The ad goes further. It talks of a relationship that lasts forever. With a bank. Makes sense, when you think about it. Our relationships with banks are what got us to where we are today, and where we are today is broke. And that may last a lifetime.
Other financial institutions, in the present climate, warbling about relationships that change lives are in the ha'penny place (pardon the financial reference) to the Ulster Bank, which, until it copped itself on yesterday afternoon, was offering strippers to teenage boys. Oops. I lie. They weren't strippers. They were exotic dancers. And we all know there's a world of difference between the two.
Now, think about that. Ulster Bank, that pillar of rectitude, that solid block of the Establishment, offering exotic dancers. A week from now one of the other banks may up the ante, but we won't go there.
A lot of the teenage boys who thought they were going to the exotic dancer gig are not going there, either. Because of their mammies.
Their mammies discovered the documentation from Ulster Bank.
That documentation seemed to be included in a goody bag containing a Toblerone, and essentially said "Come open an account with us and we'll see you right for a bit of the exotica". The function of the Toblerone wasn't clear.
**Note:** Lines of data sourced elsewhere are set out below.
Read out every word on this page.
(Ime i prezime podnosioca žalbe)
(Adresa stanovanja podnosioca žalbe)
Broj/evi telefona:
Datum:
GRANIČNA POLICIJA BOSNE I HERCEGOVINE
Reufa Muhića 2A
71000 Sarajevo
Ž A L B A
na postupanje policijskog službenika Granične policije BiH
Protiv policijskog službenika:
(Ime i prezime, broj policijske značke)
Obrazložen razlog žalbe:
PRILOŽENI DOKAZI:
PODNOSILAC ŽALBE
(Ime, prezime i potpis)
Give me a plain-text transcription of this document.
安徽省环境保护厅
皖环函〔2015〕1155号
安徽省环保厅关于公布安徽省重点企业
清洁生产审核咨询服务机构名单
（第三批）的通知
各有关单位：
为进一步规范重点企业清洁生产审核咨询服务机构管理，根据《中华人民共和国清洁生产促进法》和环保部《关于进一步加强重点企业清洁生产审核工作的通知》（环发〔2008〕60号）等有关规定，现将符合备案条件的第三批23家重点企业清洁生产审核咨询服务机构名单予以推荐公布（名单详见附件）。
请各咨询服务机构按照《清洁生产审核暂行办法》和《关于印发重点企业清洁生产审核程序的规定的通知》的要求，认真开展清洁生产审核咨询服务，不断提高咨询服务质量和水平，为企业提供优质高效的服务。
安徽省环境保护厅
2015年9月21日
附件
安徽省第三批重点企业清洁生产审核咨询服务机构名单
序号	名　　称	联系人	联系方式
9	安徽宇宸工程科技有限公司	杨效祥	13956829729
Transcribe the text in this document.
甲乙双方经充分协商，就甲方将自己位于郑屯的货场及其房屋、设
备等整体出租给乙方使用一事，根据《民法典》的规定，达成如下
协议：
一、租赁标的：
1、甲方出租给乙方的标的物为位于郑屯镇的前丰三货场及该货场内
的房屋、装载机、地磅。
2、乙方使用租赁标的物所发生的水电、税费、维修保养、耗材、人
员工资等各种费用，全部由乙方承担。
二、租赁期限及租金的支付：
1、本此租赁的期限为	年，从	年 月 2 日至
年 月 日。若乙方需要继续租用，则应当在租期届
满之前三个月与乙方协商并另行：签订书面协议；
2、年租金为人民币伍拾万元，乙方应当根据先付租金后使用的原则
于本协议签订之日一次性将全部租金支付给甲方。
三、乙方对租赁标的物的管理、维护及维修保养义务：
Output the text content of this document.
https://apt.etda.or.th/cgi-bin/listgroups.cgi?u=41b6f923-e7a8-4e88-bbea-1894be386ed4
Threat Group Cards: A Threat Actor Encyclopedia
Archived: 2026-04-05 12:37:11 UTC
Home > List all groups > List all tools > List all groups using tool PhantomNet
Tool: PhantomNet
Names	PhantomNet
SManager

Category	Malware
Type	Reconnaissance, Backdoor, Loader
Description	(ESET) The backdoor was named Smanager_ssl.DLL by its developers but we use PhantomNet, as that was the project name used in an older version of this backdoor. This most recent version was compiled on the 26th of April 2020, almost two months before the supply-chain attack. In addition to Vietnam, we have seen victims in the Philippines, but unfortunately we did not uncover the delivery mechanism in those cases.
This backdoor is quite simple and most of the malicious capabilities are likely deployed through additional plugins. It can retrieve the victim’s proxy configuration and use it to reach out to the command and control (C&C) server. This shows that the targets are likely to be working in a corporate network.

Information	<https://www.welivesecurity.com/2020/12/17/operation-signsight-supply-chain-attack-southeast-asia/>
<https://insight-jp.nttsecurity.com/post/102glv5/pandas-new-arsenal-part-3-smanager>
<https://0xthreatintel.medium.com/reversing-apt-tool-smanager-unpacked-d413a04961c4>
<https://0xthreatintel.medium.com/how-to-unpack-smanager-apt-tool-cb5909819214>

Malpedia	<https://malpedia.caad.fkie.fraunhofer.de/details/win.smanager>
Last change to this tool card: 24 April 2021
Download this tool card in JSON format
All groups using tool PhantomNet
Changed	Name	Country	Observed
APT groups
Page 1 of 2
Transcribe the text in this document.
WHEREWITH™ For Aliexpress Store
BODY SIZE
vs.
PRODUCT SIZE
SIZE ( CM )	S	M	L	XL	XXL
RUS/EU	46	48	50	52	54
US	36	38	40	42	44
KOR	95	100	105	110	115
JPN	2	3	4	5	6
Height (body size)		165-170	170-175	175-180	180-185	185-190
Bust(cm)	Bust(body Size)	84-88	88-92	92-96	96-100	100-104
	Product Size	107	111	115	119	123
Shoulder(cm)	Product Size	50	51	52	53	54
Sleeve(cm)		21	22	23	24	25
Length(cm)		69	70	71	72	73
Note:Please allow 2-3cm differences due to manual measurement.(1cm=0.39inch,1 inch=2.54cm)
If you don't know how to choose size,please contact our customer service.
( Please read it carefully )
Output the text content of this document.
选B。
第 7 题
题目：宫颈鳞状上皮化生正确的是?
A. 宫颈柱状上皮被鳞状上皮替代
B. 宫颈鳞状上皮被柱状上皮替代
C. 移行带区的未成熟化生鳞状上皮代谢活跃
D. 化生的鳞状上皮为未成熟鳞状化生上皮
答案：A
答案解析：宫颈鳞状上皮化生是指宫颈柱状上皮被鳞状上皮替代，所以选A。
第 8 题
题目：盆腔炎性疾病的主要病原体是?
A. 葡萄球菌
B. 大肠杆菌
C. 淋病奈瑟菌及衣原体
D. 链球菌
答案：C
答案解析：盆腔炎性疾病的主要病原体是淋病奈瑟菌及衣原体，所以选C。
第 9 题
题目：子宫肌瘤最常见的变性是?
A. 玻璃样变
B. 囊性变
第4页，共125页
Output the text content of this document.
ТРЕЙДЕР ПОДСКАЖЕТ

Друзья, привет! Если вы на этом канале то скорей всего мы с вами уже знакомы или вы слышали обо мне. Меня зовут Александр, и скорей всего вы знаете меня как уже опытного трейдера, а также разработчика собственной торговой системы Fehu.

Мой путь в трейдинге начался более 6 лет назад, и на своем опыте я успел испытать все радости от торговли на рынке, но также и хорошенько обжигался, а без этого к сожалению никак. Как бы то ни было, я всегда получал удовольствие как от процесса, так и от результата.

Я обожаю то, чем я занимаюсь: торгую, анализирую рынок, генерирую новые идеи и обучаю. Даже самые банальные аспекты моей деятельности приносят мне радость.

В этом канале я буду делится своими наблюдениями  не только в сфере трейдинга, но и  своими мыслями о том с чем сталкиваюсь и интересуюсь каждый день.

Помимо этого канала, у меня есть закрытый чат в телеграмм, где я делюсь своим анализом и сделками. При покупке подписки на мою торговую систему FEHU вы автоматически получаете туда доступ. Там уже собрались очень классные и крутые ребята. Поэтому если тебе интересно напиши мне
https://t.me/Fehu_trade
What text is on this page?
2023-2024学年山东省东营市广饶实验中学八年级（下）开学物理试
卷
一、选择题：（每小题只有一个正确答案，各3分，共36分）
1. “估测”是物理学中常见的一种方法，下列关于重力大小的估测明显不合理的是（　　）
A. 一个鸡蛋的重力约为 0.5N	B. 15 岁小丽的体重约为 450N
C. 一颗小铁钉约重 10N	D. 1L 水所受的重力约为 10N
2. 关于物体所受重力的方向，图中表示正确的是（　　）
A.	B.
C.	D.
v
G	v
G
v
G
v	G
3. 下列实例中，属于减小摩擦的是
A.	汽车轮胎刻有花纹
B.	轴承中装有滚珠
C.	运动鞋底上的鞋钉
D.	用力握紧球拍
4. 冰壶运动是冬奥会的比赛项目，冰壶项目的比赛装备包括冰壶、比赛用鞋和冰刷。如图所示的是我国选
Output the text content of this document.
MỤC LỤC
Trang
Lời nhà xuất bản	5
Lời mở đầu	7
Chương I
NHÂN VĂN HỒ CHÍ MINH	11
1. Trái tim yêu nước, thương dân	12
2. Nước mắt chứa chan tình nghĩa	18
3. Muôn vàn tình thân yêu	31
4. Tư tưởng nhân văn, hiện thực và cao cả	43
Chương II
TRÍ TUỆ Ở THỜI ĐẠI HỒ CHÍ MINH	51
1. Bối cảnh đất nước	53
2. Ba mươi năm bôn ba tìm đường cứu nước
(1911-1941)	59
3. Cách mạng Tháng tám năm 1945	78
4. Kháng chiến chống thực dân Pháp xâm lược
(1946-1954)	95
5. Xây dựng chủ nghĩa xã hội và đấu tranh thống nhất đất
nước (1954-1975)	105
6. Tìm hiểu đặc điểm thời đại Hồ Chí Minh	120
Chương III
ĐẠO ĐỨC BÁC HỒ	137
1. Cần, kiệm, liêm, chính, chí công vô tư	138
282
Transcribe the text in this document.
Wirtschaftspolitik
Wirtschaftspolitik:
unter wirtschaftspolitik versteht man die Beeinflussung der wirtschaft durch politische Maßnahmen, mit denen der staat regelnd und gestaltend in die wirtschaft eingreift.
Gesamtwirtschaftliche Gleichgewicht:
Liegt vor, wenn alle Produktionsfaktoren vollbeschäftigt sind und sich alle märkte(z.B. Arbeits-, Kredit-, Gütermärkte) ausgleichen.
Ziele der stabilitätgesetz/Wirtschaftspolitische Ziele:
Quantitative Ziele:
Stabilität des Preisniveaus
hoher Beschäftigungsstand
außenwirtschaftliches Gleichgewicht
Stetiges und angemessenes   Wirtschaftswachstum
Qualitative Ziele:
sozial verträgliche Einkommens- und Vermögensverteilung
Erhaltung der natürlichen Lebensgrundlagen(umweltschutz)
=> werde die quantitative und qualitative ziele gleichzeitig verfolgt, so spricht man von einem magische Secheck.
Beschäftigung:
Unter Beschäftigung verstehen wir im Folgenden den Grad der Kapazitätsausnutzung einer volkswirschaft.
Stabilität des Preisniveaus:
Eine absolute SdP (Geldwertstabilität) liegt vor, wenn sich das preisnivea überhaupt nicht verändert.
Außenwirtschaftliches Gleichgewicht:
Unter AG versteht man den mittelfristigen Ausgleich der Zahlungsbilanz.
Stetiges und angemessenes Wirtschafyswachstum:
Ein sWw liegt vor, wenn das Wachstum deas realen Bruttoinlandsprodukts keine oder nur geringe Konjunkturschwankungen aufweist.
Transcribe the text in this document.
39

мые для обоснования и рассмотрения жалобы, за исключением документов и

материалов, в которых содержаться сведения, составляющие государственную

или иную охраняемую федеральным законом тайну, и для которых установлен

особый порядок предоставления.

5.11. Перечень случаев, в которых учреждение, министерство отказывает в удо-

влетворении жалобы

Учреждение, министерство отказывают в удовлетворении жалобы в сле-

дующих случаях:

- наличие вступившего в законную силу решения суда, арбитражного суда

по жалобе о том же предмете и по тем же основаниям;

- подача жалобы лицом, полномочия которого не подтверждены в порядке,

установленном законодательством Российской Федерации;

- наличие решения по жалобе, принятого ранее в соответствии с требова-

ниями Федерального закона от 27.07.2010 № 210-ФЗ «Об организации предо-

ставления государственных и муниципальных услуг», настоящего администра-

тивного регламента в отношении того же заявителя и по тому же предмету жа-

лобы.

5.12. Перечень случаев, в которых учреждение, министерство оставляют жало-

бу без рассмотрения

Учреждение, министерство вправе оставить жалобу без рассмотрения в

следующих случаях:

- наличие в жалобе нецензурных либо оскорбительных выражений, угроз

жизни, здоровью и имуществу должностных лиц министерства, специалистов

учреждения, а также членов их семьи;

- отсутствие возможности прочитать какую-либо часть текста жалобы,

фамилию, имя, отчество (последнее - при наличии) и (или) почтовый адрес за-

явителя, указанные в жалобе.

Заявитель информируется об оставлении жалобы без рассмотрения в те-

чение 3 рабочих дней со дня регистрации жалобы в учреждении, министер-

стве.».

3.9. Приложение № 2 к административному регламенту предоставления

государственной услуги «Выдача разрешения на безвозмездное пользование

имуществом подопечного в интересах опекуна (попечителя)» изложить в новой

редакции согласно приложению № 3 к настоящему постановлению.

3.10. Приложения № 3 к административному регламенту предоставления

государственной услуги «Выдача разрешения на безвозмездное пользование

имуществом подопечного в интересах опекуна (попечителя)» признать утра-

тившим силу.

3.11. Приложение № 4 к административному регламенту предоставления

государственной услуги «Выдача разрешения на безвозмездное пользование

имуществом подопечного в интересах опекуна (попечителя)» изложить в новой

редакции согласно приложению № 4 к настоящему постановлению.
Never mind the confusion about whether or not you also got a hundred euro for joining the bank's ranks. Although there was a lot of confusion about that, too, leading one to wonder just how bright are the lads clutching their Leaving Certs as they head to Trinity these days.
None of them seemed to be able to work out just how to get the 100 and some thought it was on the instalment plan and if they transacted enough times with the bank they'd get another 50. It would boggle the mind of the cleverest student, so it would.
The exotic dancer element was simpler. Join up and you got to go to this club one afternoon to see the girls in action. Susan McKay of the National Women's Council got furious about the idea of peddling women to young male students and said exotic dancing was part of a continuum that included porn and prostitution. She's not wrong. But the odd thing was the timing. Three in the afternoon? I know 17-year-old lads think of sex all the time, but a tea-dance approach to it is new.
It's not been established what 17-year-old female students were going to get if they signed up with the bank. No doubt the marketing people have an offer of matching seductiveness. Or maybe girls are easier to get. As banking customers, of course.
The thing the marketing gurus don't seem to have had is a grip on the behaviour pattern of 17-year-old males still living at home. Their bedrooms are like public dumps. Their mothers are constantly trying to tidy them. When they toss opened documentation in among the rest of the grot, the mammy is going to find it. If it offers the son an exotic dancer or two, the mammy is going to get good and livid. And when a mammy gets good and livid, she talks to Joe.
Cancellation
Once Joe had exposed the exotic dancer issue, Ulster Bank, God love them, retreated so fast they left scorch marks on the carpet. They will have a lifelong relationship with students, but it won't start with afternoon exotica. Perish the thought.
Nobody asked them if they were going to pay the dancing girls a cancellation fee, but I'm sure they will. They're a decent crowd, Ulster Bank, even if they sometimes get a rush of blood to the head.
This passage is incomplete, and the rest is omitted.